Janus stared at him with disbelieving eyes, blood gurgling from his throat, and fell back against the wall, penis draped over one thigh. His eyes closed.
Deafened by the gunfire and transfixed at the bloody mess on the floor, Mace dropped his gun hand to his side. For the first time in his life, he had killed a man.
It had to be done
, he thought. Then he considered his next move. Should he leave Janus’s corpse where it lay and call Angela, remove it for disposal himself, or set the building on fire? Each scenario posed its share of benefits and problems. He only knew that he did not intend to go to prison for slaying an inhuman monster that his bosses denied even existed.
He didn’t realize that Janus’s eyes had opened until a flash of lightning outside the bathroom window illuminated the dead man’s features. Janus raised his head, a sinister smile on his lips.
It’s not possible!
But he knew better. He had come to accept many impossibilities.
With obvious pain distorting his features, Janus got up on all fours, muscles straining as sweat mixed with blood. He snarled at Mace, who heard nothing but got the point, through human lips. Then he flexed muscles all over his body: they throbbed and stretched beneath his flesh, altering his shape. Bones snapped and reformed. His feet elongated, becoming canine leg extensions. His fingers, digging into the rotting rug, extended the length of an extra joint, black claws bursting through their tips. And the bullet hole in his cheek closed. The monster roared, its body quivering as its skull expanded, the snout of a wolf pushing forward as fangs burst through its gums, pointed ears pulling back.

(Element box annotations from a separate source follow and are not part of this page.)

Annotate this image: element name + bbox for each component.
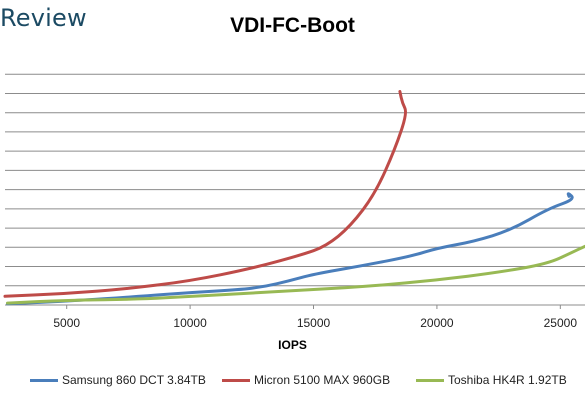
legend-item-series-1: Micron 5100 MAX 960GB: [222, 373, 390, 387]
chart-title: VDI-FC-Boot: [230, 14, 355, 37]
legend-swatch: [30, 378, 58, 382]
legend-label: Micron 5100 MAX 960GB: [254, 373, 391, 387]
legend-item-series-0: Samsung 860 DCT 3.84TB: [30, 373, 206, 387]
x-tick-label: 10000: [173, 316, 207, 330]
chart-legend: Samsung 860 DCT 3.84TB Micron 5100 MAX 9…: [0, 373, 585, 389]
brand-logo-text: Review: [0, 4, 87, 32]
legend-item-series-2: Toshiba HK4R 1.92TB: [416, 373, 567, 387]
axes: 5000 10000 15000 20000 25000: [5, 304, 585, 330]
x-tick-label: 25000: [544, 316, 578, 330]
gridlines: [5, 73, 585, 287]
series-line-0: [6, 192, 574, 306]
legend-swatch: [222, 378, 250, 382]
x-tick-label: 5000: [53, 316, 80, 330]
legend-label: Toshiba HK4R 1.92TB: [448, 373, 567, 387]
series-lines: [3, 90, 585, 306]
x-axis-label: IOPS: [278, 338, 307, 352]
legend-swatch: [416, 378, 444, 382]
series-line-2: [6, 244, 585, 305]
x-tick-label: 15000: [297, 316, 331, 330]
x-tick-label: 20000: [420, 316, 454, 330]
legend-label: Samsung 860 DCT 3.84TB: [62, 373, 206, 387]
series-line-1: [3, 90, 408, 298]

Mace staggered away in awe as the creature rose on its hind legs, towering seven feet tall as jet-black fur sprouted from its rippling muscles. No wonder the ancient Indians had worshipped the great Wolves; the creature resembled a demon as much as it did a man or a wolf. Mace squeezed the .38’s trigger again, knowing he had already fired all of its ammunition. He resisted the urge to hurl the empty gun at the monster.

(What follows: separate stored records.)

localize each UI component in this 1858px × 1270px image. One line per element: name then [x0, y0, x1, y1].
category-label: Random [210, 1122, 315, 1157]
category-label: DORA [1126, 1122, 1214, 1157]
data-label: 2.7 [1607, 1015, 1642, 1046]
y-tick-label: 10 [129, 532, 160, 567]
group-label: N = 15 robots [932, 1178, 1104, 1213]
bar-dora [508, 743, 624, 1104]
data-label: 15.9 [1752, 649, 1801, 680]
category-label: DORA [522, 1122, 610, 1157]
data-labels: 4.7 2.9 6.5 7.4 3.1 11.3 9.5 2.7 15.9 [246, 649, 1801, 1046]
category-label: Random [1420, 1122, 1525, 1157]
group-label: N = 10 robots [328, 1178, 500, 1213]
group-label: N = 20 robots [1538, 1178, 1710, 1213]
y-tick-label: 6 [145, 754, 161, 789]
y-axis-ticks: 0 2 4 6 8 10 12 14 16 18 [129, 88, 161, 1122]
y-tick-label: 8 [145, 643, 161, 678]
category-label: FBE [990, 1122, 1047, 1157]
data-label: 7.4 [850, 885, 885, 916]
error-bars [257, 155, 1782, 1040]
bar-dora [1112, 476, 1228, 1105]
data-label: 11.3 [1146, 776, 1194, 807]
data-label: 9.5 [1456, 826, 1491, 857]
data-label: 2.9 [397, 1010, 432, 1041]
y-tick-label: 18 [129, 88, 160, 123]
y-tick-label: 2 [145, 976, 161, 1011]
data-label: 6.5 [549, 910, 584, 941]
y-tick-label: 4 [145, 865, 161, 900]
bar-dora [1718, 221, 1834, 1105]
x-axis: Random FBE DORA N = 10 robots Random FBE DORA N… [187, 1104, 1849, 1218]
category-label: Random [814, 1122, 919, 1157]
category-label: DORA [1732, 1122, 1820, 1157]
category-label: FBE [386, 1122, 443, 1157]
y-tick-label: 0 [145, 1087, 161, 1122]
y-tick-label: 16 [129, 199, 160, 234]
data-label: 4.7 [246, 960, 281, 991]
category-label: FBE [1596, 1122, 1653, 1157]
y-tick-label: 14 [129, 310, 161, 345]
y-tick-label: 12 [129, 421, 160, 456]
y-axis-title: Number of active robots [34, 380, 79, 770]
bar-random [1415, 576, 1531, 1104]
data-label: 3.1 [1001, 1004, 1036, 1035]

Peeling back its lips so that its fangs jutted out at a ferocious angle, the werewolf’s head trembled with rage. As the volume in Mace’s ears increased, the malicious rasping sound that issued from the creature’s throat filled him with terror: Janus cackled at him, a most human sound.

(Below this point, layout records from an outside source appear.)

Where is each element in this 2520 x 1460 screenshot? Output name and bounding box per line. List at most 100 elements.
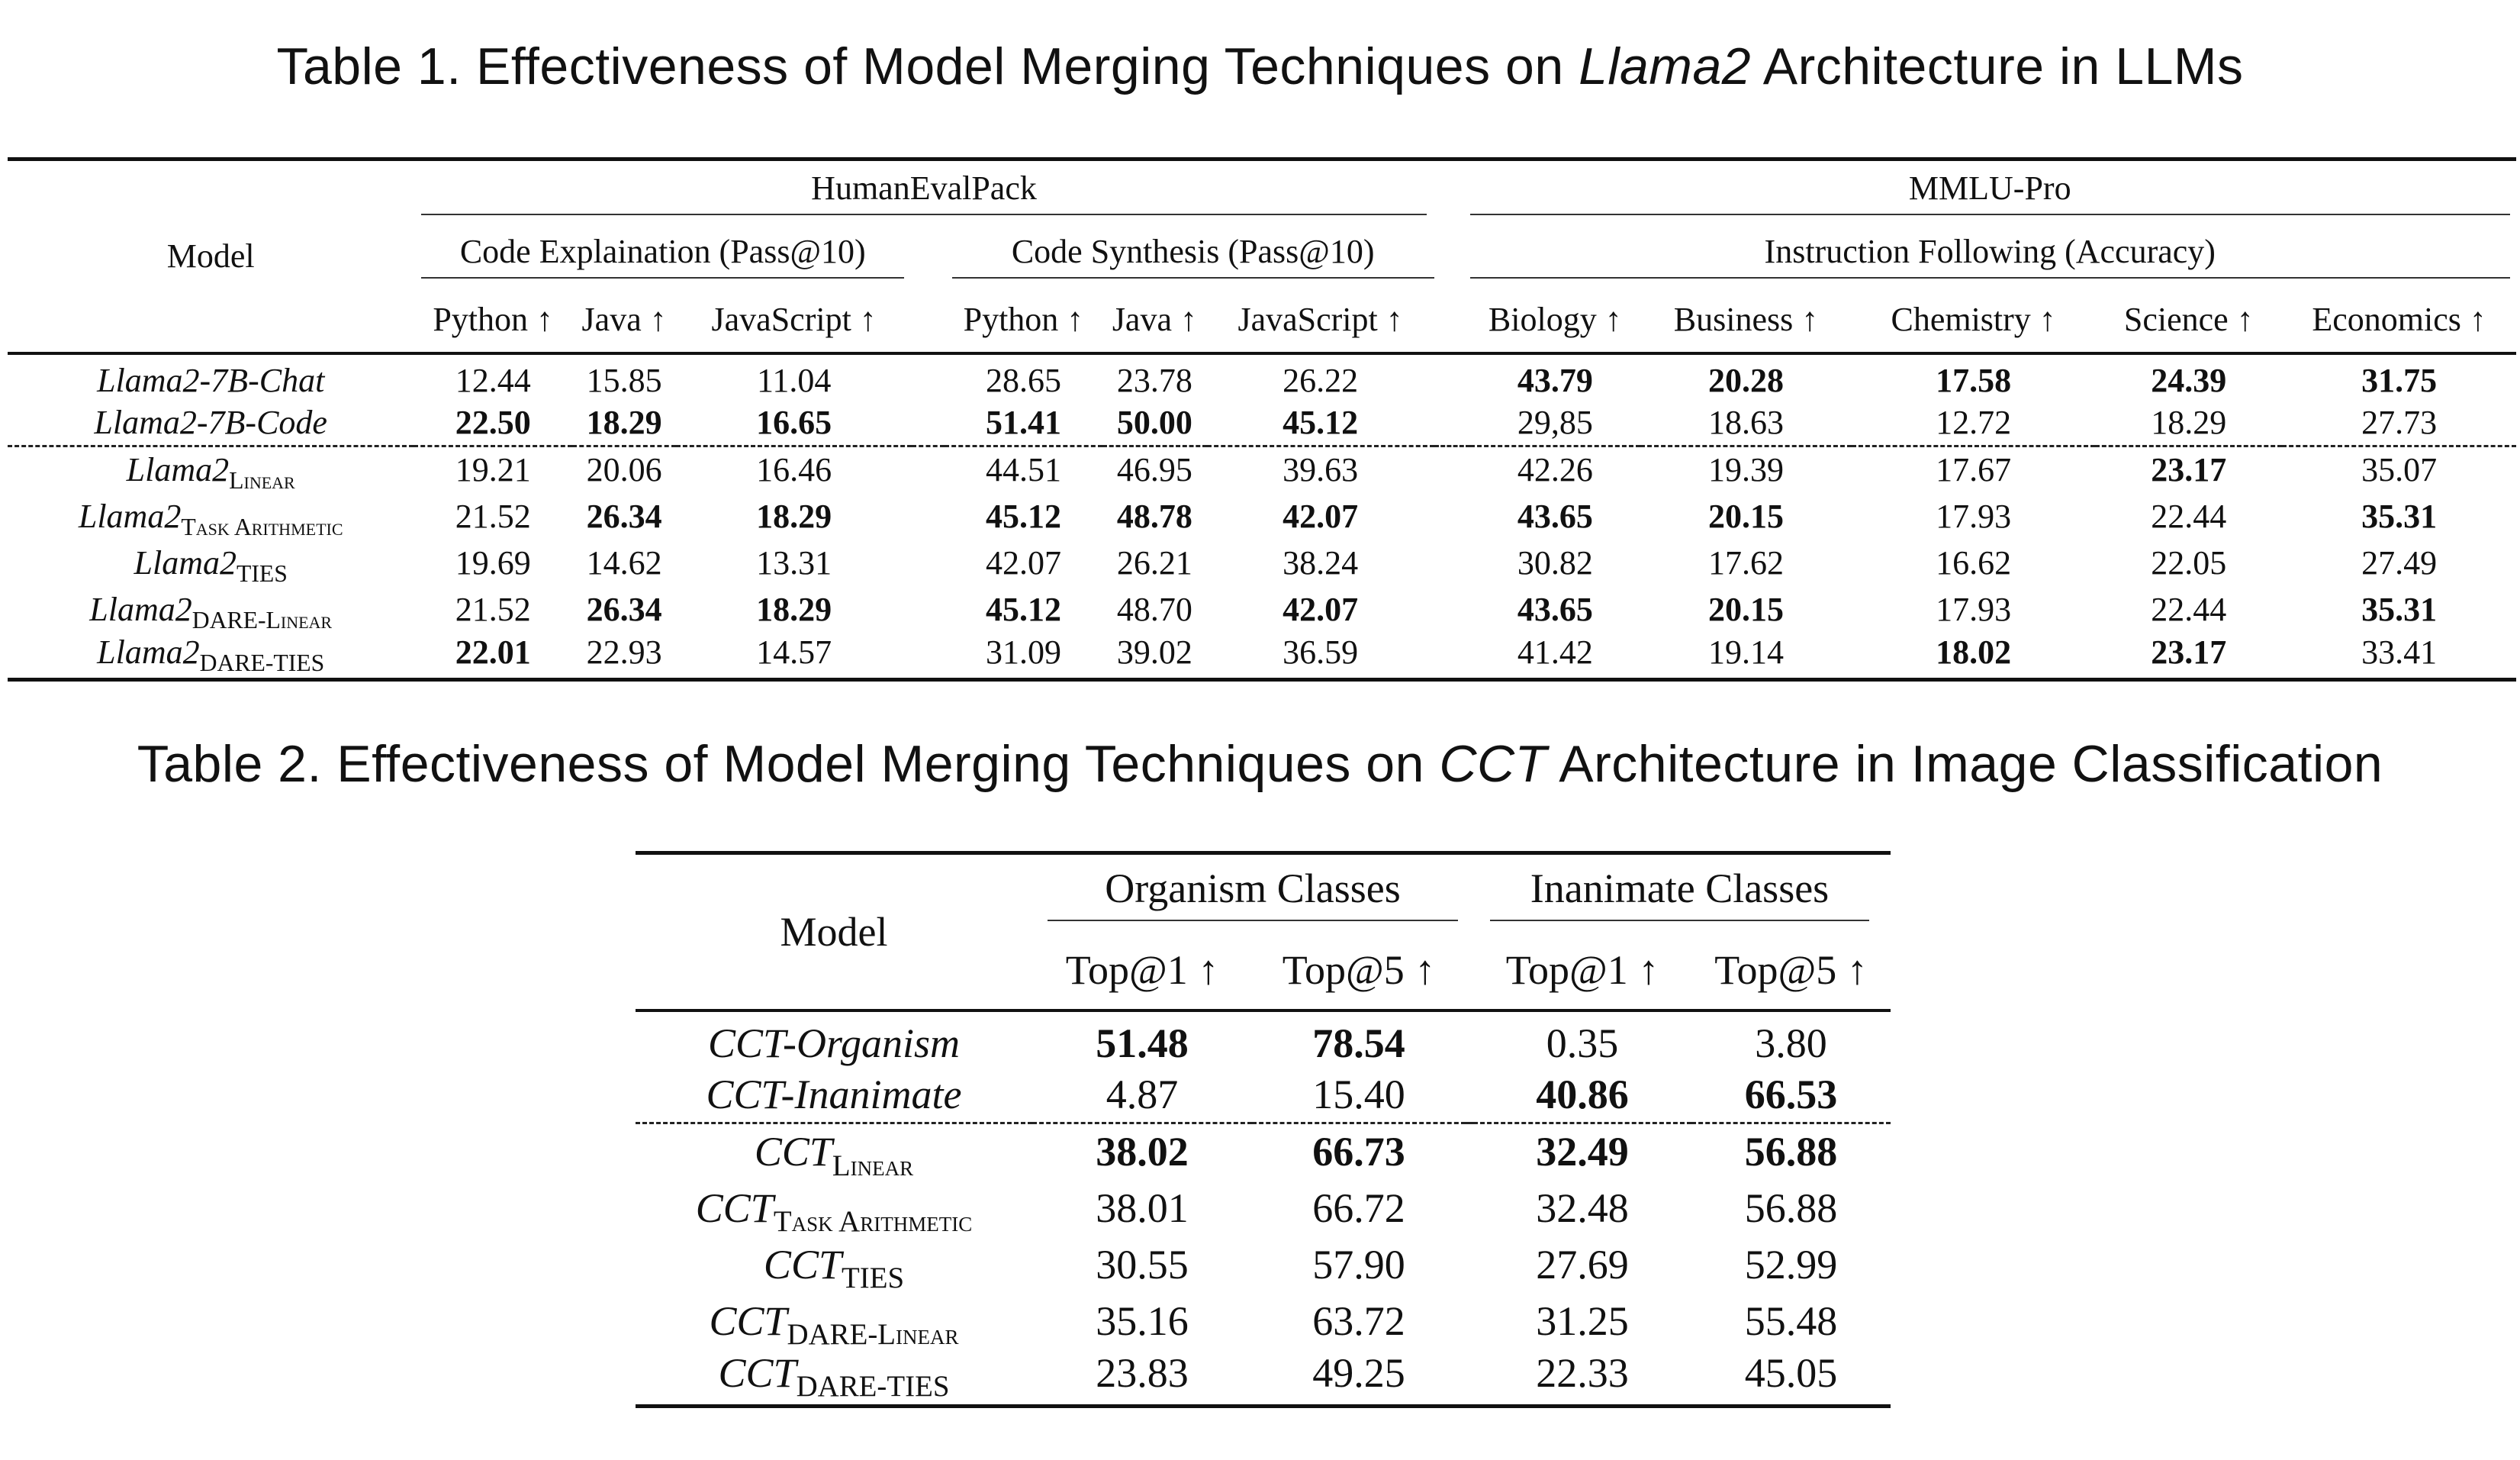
table2-column-header: Top@5 ↑ (1714, 946, 1868, 993)
row-model-name: Llama2-7B-Code (8, 400, 414, 446)
table-cell: 22.44 (2151, 590, 2227, 628)
table-cell: 26.34 (586, 497, 662, 535)
table1-column-header: Java ↑ (1112, 301, 1197, 338)
table-cell: 45.12 (1283, 403, 1359, 441)
table1-group-humanevalpack-label: HumanEvalPack (421, 169, 1427, 216)
table-cell: 29,85 (1517, 403, 1593, 441)
table-cell: 56.88 (1744, 1184, 1838, 1231)
model-base-name: Llama2-7B-Chat (97, 361, 325, 399)
table-cell: 16.46 (676, 445, 912, 493)
table-cell: 22.05 (2151, 543, 2227, 582)
table1: Model HumanEvalPack MMLU-Pro Code Explai… (8, 157, 2516, 682)
table-cell: 51.41 (985, 403, 1061, 441)
table-cell: 44.51 (944, 445, 1103, 493)
row-model-name: Llama2TIES (8, 540, 414, 587)
table-cell: 42.07 (1283, 590, 1359, 628)
table-cell: 17.58 (1936, 361, 2012, 399)
table-cell: 35.07 (2282, 445, 2516, 493)
model-base-name: CCT-Inanimate (706, 1071, 962, 1117)
table-cell: 20.28 (1708, 361, 1785, 399)
table-cell: 17.67 (1851, 445, 2096, 493)
table-cell: 18.29 (756, 590, 832, 628)
table-cell: 30.55 (1096, 1241, 1189, 1288)
model-base-name: Llama2 (97, 633, 200, 671)
table-cell: 12.44 (455, 361, 531, 399)
table-cell: 19.14 (1708, 633, 1785, 671)
table-cell: 38.02 (1032, 1122, 1252, 1180)
table-row: Llama2DARE-Linear 21.52 26.34 18.29 45.12 48.… (8, 586, 2516, 633)
row-model-name: CCT-Inanimate (636, 1067, 1032, 1123)
model-merge-method: DARE-TIES (199, 649, 325, 676)
table1-group-humanevalpack: HumanEvalPack (414, 160, 1434, 224)
model-base-name: CCT (718, 1349, 797, 1396)
table-cell: 22.93 (586, 633, 662, 671)
table-cell: 12.72 (1936, 403, 2012, 441)
table-row: CCT-Organism 51.48 78.54 0.35 3.80 (636, 1010, 1891, 1067)
table-cell: 56.88 (1691, 1122, 1891, 1180)
table-cell: 42.07 (1283, 497, 1359, 535)
table-row: CCTDARE-Linear 35.16 63.72 31.25 55.48 (636, 1293, 1891, 1351)
table-cell: 14.57 (756, 633, 832, 671)
table-cell: 19.39 (1640, 445, 1852, 493)
table-cell: 32.48 (1536, 1184, 1629, 1231)
model-base-name: CCT (695, 1184, 774, 1231)
row-model-name: CCT-Organism (636, 1010, 1032, 1067)
table-cell: 39.63 (1206, 445, 1434, 493)
table2-group-organism-label: Organism Classes (1048, 865, 1458, 921)
table-cell: 41.42 (1517, 633, 1593, 671)
table-row: CCTDARE-TIES 23.83 49.25 22.33 45.05 (636, 1349, 1891, 1406)
table-cell: 51.48 (1096, 1020, 1189, 1066)
table1-caption-suffix: Architecture in LLMs (1751, 37, 2244, 95)
table-cell: 0.35 (1546, 1020, 1619, 1066)
table-cell: 46.95 (1102, 445, 1207, 493)
table2: Model Organism Classes Inanimate Classes… (636, 851, 1891, 1408)
model-base-name: CCT (709, 1297, 787, 1344)
table-cell: 20.15 (1708, 590, 1785, 628)
table1-caption-italic: Llama2 (1579, 37, 1752, 95)
table-cell: 18.02 (1936, 633, 2012, 671)
table-cell: 26.22 (1283, 361, 1359, 399)
table1-column-header: Python ↑ (963, 301, 1084, 338)
table-row: Llama2-7B-Code 22.50 18.29 16.65 51.41 50.00 4… (8, 400, 2516, 446)
table-cell: 52.99 (1744, 1241, 1838, 1288)
table1-column-header: Biology ↑ (1488, 301, 1622, 338)
table-cell: 49.25 (1312, 1349, 1405, 1396)
row-model-name: CCTLinear (636, 1122, 1032, 1182)
model-base-name: CCT (763, 1241, 842, 1288)
table-cell: 18.29 (756, 497, 832, 535)
model-merge-method: TIES (237, 559, 288, 587)
table-cell: 31.09 (985, 633, 1061, 671)
table-cell: 45.12 (985, 590, 1061, 628)
table-cell: 3.80 (1755, 1020, 1827, 1066)
table-cell: 78.54 (1312, 1020, 1405, 1066)
table-cell: 33.41 (2361, 633, 2438, 671)
table-cell: 35.16 (1096, 1297, 1189, 1344)
table1-column-header: Science ↑ (2123, 301, 2254, 338)
table-cell: 35.31 (2361, 590, 2438, 628)
table2-caption-prefix: Table 2. Effectiveness of Model Merging … (137, 735, 1440, 793)
table-cell: 21.52 (455, 590, 531, 628)
table-cell: 43.79 (1517, 361, 1593, 399)
model-base-name: Llama2 (78, 497, 182, 535)
table2-column-header: Top@1 ↑ (1505, 946, 1659, 993)
row-model-name: CCTTIES (636, 1236, 1032, 1294)
table-row: CCTTask Arithmetic 38.01 66.72 32.48 56.88 (636, 1180, 1891, 1238)
table-cell: 35.31 (2361, 497, 2438, 535)
table-cell: 27.69 (1536, 1241, 1629, 1288)
table-cell: 16.62 (1936, 543, 2012, 582)
model-merge-method: DARE-TIES (796, 1369, 950, 1403)
table-cell: 16.65 (756, 403, 832, 441)
table1-column-header: Java ↑ (581, 301, 667, 338)
table-cell: 36.59 (1283, 633, 1359, 671)
model-merge-method: Linear (832, 1149, 914, 1182)
table-cell: 48.70 (1116, 590, 1192, 628)
model-base-name: Llama2 (134, 543, 237, 582)
table-cell: 22.50 (455, 403, 531, 441)
table1-column-header: Python ↑ (433, 301, 554, 338)
table-cell: 42.26 (1469, 445, 1641, 493)
table1-sub-instruction-following-label: Instruction Following (Accuracy) (1469, 232, 2510, 279)
table-cell: 23.83 (1096, 1349, 1189, 1396)
table-row: CCTTIES 30.55 57.90 27.69 52.99 (636, 1236, 1891, 1294)
table-cell: 23.17 (2151, 633, 2227, 671)
table-cell: 17.93 (1936, 497, 2012, 535)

Mace spun and fled for his life. In that instant, he appreciated all the running he had done in his free time. The floor shook as the beast pursued him, and he hurdled over the step in the middle of the hall and landed on the upper floor. It took him only a dozen paces to reach the stairway, where he glanced over his shoulder. Janus charged after him on all fours, somehow graceful despite the length of his arms and legs compared to his trunk.
Then the monster launched itself through the air at him.
Reaching out for the banister so that his momentum wouldn’t send him flying over the stairs, Mace crouched as close to the floor as he could and tucked his head forward. He saw the werewolf’s shadow enlarging on the wall ahead of him and sensed its body soaring overhead. Then he felt its front claws rip into the back of his coat, tearing his flesh with the fabric, and jerk him forward.
In midair, Janus flipped Mace over his body, hurling the detective into the space above the stairs. Flailing his arms, Mace struck the stairs at their halfway point. He tumbled along the curved wall, with Janus right behind him, and sprawled out facedown on the floor. He managed to roll onto his back just as Janus leapt off the bottom stair. As the beast’s outstretched claws reached for his neck, Mace kicked it in the groin with all his strength, sending Janus flying over him. He sat upright just in time to see Janus roll across the floor and come up in a fighting stance, eyes blazing with fury.